LeetCode 844 — Backspace String Compare — uses the exact same core mechanic: a hash "#" character acts as a backspace, deleting the previous character. The difference is that LeetCode 844 asks you to compare two processed strings for equality, while LeetCode 2390 asks you to return the processed string. The stack template that solves 2390 directly solves 844 as well — just run it on both input strings and compare the results.

Recognizing this family of problems — "character + delete signal" processed left to right — is a valuable pattern to internalize. Any time a problem describes a character that removes or cancels the character before it, reach for a stack. The delete signal (star, hash, or another marker) always maps to a pop, and every other character maps to a push.

Both problems are O(n) time and O(n) space. LeetCode 844 has a follow-up asking for O(1) space using two pointers scanning right to left, but that optimization applies to the comparison version and not to 2390 which must reconstruct the full output string.

Trace through "leet**cod*e" step by step. The string has 11 characters: l, e, e, t, *, *, c, o, d, *, e. Start with an empty stack [].

Process l → push → [l]. Process e → push → [l, e]. Process e → push → [l, e, e]. Process t → push → [l, e, e, t]. Process * → pop t → [l, e, e]. Process * → pop e → [l, e]. Process c → push → [l, e, c]. Process o → push → [l, e, c, o]. Process d → push → [l, e, c, o, d]. Process * → pop d → [l, e, c, o]. Process e → push → [l, e, c, o, e].

Join the stack: "lecoe". This is the correct answer. Notice that the two consecutive stars at positions 4-5 removed t then e (the two most recently pushed characters), and the star at position 9 removed d immediately after it was pushed. The stack cleanly handles all three deletions without any index arithmetic.

Python implementation: use a list as the stack. stack = []; for ch in s: if ch != "*": stack.append(ch); else: stack.pop(); return "".join(stack). Time complexity: O(n) — each character is pushed at most once and popped at most once. Space complexity: O(n) for the stack. A Python one-liner using functools.reduce is also possible — reduce(lambda acc, ch: acc[:-1] if ch == "*" else acc + ch, s, "") — but this builds intermediate strings and is O(n^2) in the worst case due to string concatenation; avoid it for large inputs.

Java implementation: use a StringBuilder as a stack surrogate. StringBuilder sb = new StringBuilder(); for (char ch : s.toCharArray()) { if (ch != '*') { sb.append(ch); } else { sb.deleteCharAt(sb.length() - 1); } } return sb.toString(). StringBuilder.deleteCharAt operates on an internal char array, making pop O(1) amortized. Return sb.toString() for the final result. Alternatively, use a Deque<Character> as an explicit stack and collect the result in order.

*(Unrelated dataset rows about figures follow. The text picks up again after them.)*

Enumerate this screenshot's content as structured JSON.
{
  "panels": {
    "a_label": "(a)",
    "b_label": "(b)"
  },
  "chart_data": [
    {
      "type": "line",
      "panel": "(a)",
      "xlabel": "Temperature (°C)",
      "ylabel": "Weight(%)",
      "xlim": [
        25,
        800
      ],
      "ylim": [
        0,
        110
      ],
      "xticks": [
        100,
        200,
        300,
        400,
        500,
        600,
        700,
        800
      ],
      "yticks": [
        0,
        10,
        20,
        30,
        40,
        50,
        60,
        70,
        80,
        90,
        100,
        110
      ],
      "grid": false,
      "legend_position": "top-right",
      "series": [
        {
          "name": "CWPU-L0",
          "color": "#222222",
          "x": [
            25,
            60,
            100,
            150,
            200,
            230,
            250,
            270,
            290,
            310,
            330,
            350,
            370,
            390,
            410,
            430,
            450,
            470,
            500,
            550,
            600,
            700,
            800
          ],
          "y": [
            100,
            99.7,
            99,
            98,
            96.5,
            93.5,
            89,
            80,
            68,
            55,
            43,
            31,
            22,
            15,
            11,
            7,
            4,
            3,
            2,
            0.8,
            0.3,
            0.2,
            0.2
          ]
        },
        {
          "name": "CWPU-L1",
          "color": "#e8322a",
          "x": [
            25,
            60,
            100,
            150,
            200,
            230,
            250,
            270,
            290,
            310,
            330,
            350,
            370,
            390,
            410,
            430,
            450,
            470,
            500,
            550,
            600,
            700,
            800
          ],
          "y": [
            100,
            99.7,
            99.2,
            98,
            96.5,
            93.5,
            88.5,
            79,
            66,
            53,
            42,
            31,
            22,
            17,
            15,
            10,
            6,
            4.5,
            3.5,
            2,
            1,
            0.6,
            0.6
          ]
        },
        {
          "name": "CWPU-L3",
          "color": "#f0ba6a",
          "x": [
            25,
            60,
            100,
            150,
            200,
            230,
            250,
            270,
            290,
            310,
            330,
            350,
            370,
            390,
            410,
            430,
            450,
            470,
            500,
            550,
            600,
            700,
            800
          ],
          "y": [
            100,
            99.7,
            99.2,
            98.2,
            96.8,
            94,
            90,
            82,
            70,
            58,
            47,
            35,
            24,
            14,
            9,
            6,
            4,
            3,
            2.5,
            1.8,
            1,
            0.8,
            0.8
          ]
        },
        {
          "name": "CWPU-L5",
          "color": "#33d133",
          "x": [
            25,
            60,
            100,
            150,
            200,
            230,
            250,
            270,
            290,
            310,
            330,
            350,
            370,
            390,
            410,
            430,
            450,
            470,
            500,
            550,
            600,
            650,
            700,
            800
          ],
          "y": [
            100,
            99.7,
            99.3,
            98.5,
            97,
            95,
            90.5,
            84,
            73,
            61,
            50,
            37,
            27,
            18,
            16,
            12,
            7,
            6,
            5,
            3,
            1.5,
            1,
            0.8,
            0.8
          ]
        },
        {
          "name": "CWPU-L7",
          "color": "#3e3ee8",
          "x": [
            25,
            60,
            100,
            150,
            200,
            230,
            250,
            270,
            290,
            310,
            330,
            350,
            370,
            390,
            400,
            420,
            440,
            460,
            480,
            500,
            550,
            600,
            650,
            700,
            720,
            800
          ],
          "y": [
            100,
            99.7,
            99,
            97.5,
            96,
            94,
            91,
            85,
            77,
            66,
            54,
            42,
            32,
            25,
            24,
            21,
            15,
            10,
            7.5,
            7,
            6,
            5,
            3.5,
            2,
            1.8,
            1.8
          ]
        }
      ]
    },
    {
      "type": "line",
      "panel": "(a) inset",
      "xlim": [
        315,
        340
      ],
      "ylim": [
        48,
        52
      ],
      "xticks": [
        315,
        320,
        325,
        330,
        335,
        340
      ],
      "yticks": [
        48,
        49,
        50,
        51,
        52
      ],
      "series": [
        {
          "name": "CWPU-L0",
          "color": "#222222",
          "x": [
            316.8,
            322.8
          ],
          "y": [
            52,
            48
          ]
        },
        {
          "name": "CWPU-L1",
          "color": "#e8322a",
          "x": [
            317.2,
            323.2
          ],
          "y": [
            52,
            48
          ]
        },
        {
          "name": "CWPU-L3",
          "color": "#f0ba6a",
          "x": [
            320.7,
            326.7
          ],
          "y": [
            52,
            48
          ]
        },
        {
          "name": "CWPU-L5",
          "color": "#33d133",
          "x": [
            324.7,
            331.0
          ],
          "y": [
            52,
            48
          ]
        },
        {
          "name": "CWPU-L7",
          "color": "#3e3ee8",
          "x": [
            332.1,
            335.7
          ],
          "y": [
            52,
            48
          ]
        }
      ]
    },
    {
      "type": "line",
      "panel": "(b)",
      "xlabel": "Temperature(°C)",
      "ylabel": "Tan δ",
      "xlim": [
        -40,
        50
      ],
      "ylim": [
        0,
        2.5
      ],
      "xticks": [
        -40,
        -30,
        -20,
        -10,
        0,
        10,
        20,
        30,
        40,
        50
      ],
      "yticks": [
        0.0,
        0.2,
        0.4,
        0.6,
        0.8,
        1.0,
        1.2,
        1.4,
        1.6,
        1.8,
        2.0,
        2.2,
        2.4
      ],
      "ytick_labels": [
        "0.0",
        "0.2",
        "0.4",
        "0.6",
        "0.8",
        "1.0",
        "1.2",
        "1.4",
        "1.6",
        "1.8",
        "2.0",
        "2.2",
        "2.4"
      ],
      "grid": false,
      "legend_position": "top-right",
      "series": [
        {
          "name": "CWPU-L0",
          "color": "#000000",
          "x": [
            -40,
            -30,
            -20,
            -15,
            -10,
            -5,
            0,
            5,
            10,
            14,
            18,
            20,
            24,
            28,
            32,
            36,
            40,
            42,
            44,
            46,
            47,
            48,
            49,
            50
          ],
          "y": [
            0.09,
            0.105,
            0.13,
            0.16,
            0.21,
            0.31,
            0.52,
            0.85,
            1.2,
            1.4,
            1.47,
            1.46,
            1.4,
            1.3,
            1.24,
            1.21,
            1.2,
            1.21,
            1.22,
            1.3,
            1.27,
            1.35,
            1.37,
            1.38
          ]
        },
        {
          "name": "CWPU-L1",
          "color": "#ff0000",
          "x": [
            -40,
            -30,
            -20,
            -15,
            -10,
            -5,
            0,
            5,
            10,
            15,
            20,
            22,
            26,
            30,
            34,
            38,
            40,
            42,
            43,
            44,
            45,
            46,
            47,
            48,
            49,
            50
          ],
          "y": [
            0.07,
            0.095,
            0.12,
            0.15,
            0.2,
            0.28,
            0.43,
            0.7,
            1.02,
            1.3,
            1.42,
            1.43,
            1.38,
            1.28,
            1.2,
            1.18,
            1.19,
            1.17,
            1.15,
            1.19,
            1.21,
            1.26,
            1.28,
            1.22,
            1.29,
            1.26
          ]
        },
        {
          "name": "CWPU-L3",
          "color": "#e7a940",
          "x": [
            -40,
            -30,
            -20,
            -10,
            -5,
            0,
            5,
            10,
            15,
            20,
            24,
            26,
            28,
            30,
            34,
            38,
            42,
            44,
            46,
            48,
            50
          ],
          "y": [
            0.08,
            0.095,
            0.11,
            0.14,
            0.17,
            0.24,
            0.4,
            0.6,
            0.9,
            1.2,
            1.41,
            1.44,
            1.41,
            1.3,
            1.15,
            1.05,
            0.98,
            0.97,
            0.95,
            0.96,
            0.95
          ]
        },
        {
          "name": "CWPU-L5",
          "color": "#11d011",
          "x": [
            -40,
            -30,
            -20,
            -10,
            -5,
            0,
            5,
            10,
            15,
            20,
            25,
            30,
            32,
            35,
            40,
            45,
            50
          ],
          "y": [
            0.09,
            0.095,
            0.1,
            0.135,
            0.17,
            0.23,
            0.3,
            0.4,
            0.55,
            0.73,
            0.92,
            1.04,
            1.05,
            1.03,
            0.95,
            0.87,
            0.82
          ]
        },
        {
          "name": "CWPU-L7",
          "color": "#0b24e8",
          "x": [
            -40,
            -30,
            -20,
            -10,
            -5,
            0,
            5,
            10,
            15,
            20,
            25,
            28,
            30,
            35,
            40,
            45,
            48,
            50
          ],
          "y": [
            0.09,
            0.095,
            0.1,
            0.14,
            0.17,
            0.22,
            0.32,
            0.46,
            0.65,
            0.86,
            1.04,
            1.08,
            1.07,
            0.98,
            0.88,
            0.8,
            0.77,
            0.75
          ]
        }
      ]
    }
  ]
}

Both implementations are single-pass O(n) solutions. The Python list and the Java StringBuilder both support O(1) amortized append and O(1) remove-from-end, making them equivalent in performance. The key is to avoid any solution that builds the result using string concatenation in a loop, which degrades to O(n^2).

Decode String — LeetCode 394 — uses a stack to handle nested bracket-based repetition: push context on "[" and pop to expand on "]". Like 2390, the stack tracks what has been built so far, but here the stack holds (string, count) pairs rather than individual characters. Both problems share the "maintain a running result on a stack, modify it based on a special character" structure.

Valid Parentheses — LeetCode 20 — is the simplest stack string problem: push opening brackets and pop on closing ones, checking that each closing bracket matches the top of the stack. Asteroid Collision — LeetCode 735 — involves integers where negative values destroy positive ones to their left, structurally identical to the star-deletion pattern but with a comparison step on each potential collision.

Together, Removing Stars, Backspace String Compare, Valid Parentheses, Asteroid Collision, and Decode String form the stack string processing family. Each one uses a stack to simulate a sequential build-and-undo or build-and-match process. Mastering the template — push on regular input, pop on special signals, report the stack at the end — covers all of them.